= Edward Loftus =

Irish barrister, judge and soldier

Sir Edward Loftus (1563–1601) was an Irish barrister, judge and soldier of the Elizabethan era.

He was born in Dublin, the second son of Adam Loftus, Archbishop of Dublin, and his wife Jane Purdon, daughter of James Purdon and Jane Little. His father was also Lord Chancellor of Ireland, and Edward followed him into the legal profession. He was Serjeant-at-law (Ireland) 1597–1601. His patent- of appointment states that it was given free: "for the patentee is a principal officer, according to the ancient custom" (what precisely is meant by "principal officer" is unclear).

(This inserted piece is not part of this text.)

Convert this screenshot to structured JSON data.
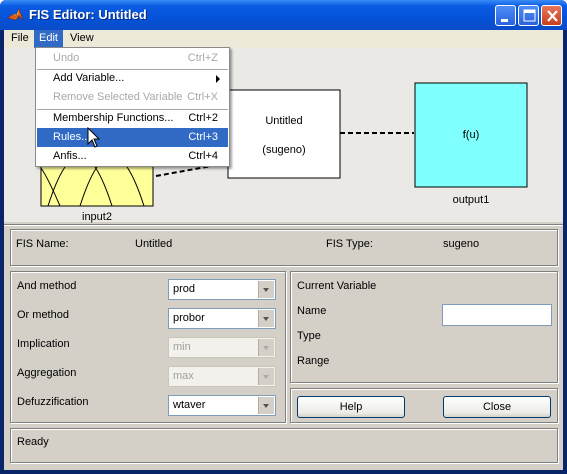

He held office very briefly as Recorder of Dublin. He was noted for his legal scholarship, and wrote a manual listing all the legal terms which were then in common usage in the Irish Courts.

He was also a professional soldier who fought in the Nine Years War, and was knighted for his services to the English Crown by Robert Devereux, 2nd Earl of Essex, in 1599. He was killed at the Siege of Kinsale on 10 May 1601.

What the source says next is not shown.